The incidence of esophageal adenocarcinoma (EA) has drastically increased in the United States since 1970s for unclear reasons. We hypothesized that the widespread usage of antibiotics has increased the procarcinogenic potential of the orodigestive microbiota along the sequence of gastroesophageal reflux (GR), Barrett's esophagus (BE) and EA phenotypes. This case control study included normal controls (NC) and three disease phenotypes GR, BE and EA. Microbiota in the mouth, esophagus, and stomach, and rectum were analyzed using 16S rRNA gene sequencing. Overall, we discovered 44 significant pairwise differences in abundance of microbial taxa between the four phenotypes, with 12 differences in the mouth, 21 in the esophagus, two in the stomach, and nine in the rectum. Along the GR→BE→EA sequence, oral and esophageal microbiota were more diversified, the dominant genus Streptococcus was progressively depleted while six other genera Atopobium, Actinomyces, Veillonella, Ralstonia, Burkholderia and Lautropia progressively enriched. In NC, Streptococcus appeared to control populations of other genera in the foregut via numerous negative and positive connections, while in disease states, the rich network was markedly simplified. Inferred gene functional content showed a progressive enrichment through the stages of EA development in genes encoding antibiotic resistance, ligands of Toll-like and NOD-like receptors, nitrate-nitrite-nitric oxide pathway and acetaldehyde metabolism. The orodigestive microbiota is in a progressive dysbiotic state along the GR-BE-EA sequence. The increasing dysbiosis and antibiotic and procarcinogenic genes in the disease states warrants further study to define their roles in EA pathogenesis.
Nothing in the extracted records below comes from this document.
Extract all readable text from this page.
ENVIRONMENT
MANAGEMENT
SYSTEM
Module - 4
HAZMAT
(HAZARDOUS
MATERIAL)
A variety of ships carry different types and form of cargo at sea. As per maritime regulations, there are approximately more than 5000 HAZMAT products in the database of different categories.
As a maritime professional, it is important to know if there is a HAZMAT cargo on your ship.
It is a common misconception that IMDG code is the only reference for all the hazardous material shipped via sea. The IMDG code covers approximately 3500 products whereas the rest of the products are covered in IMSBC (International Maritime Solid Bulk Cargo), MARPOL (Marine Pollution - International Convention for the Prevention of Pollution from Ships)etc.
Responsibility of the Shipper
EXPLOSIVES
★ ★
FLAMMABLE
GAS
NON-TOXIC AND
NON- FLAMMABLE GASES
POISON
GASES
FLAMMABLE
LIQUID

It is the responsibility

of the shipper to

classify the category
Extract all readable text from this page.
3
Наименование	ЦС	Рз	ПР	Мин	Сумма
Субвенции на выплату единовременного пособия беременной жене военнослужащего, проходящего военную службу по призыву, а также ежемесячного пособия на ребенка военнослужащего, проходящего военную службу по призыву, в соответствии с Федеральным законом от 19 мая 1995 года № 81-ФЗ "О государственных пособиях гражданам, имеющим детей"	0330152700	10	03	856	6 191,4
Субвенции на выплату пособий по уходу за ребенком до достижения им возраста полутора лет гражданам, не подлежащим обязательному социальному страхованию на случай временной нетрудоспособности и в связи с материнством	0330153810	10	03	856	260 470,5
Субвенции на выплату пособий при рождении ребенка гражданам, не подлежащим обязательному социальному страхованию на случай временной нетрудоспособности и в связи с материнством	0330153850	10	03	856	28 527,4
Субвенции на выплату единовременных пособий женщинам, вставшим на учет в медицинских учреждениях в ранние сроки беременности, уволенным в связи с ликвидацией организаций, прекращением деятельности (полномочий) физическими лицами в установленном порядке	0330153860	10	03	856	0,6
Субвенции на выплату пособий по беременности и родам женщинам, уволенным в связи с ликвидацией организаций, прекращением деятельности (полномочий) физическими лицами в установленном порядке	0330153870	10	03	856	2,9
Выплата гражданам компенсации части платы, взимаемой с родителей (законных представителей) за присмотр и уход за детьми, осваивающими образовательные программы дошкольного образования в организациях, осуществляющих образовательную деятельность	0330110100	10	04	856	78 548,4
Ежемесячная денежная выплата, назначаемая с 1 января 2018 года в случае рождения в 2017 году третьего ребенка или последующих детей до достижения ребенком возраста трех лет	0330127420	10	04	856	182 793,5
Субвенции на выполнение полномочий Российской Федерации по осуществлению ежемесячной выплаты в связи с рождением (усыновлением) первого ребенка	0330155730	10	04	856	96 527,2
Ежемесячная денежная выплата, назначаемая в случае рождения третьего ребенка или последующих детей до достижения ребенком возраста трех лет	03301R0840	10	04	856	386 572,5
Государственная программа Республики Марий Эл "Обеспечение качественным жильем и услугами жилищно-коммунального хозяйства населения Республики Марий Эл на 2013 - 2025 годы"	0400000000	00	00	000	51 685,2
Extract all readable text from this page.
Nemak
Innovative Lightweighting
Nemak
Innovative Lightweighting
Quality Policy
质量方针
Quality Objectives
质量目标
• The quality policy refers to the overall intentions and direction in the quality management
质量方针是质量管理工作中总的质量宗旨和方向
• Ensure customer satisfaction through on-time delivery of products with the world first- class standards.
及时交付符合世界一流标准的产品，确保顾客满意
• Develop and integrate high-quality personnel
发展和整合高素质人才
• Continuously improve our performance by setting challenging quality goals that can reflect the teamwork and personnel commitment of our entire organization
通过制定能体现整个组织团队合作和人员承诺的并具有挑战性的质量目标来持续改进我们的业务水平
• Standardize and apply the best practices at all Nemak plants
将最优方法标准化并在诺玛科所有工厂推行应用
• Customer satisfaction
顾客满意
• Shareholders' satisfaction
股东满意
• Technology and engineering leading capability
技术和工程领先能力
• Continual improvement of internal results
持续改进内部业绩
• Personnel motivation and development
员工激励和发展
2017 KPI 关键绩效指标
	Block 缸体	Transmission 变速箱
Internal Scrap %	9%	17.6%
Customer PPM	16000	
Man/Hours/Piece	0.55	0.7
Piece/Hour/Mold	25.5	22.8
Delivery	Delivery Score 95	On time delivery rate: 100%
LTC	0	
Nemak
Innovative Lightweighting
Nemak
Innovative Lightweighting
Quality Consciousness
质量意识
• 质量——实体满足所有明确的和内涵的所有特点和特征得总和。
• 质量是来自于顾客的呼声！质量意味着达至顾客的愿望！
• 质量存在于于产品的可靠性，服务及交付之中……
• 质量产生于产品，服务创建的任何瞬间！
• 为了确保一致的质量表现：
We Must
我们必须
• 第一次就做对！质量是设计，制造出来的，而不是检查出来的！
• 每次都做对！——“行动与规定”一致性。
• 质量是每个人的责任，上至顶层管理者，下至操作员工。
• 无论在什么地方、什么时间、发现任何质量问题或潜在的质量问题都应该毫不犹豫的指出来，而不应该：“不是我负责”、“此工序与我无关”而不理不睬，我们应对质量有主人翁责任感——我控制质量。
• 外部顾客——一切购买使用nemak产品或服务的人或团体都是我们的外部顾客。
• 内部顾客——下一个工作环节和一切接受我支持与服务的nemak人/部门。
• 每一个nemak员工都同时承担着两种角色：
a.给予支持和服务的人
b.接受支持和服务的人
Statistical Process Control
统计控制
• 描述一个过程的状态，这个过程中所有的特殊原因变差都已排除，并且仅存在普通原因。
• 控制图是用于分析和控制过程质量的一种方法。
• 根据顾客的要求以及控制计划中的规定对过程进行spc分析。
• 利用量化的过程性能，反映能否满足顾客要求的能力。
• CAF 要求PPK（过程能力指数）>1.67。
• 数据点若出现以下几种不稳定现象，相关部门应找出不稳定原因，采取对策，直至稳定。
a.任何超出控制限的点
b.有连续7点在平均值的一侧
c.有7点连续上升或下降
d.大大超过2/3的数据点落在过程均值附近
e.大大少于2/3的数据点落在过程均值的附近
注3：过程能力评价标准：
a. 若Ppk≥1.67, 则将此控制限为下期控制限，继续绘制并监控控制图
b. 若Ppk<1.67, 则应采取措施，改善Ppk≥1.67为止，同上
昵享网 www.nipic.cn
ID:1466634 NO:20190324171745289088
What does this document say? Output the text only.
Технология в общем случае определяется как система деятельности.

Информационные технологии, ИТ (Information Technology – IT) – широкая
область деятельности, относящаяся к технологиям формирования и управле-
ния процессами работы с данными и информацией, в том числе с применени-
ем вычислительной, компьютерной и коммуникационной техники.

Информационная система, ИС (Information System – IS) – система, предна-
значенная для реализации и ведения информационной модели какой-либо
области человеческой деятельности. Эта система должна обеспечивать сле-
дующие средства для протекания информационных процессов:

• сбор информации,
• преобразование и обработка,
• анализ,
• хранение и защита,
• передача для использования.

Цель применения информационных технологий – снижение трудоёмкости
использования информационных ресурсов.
自 20 世纪 70 年代以来,美国的食管腺癌(EA)发病率不明原因地急剧上升。我们假设,抗生素的广泛使用增加了沿胃食管反流(GR)、巴雷特食管(BE)和 EA 表型序列的口腔消化微生物群的致癌前潜力。这项病例对照研究包括正常对照组(NC)和三种疾病表型 GR、BE 和 EA。使用 16S rRNA 基因测序分析口腔、食管和胃以及直肠中的微生物群。总体而言,我们在四个表型之间发现了 44 个微生物类群丰度的显著两两差异,其中口腔有 12 个差异,食管有 21 个差异,胃有 2 个差异,直肠有 9 个差异。沿着 GR→BE→EA 序列,口腔和食管微生物群更加多样化,优势属链球菌逐渐耗尽,而其他六个属,包括 Atopobium、Actinomyces、Veillonella、Ralstonia、Burkholderia 和 Lautropia 则逐渐丰富。在 NC 中,链球菌似乎通过许多正、负连接来控制前肠中其他属的种群,而在疾病状态下,丰富的网络明显简化。推断的基因功能内容显示,随着 EA 发展阶段的推进,编码抗生素耐药性、Toll 样和 NOD 样受体配体、硝酸盐-亚硝酸盐-一氧化氮途径和乙醛酸代谢的基因逐渐富集。沿 GR-BE-EA 序列,口腔消化微生物群处于进行性生态失调状态。疾病状态下日益严重的生态失调和抗生素及致癌基因值得进一步研究,以确定它们在 EA 发病机制中的作用。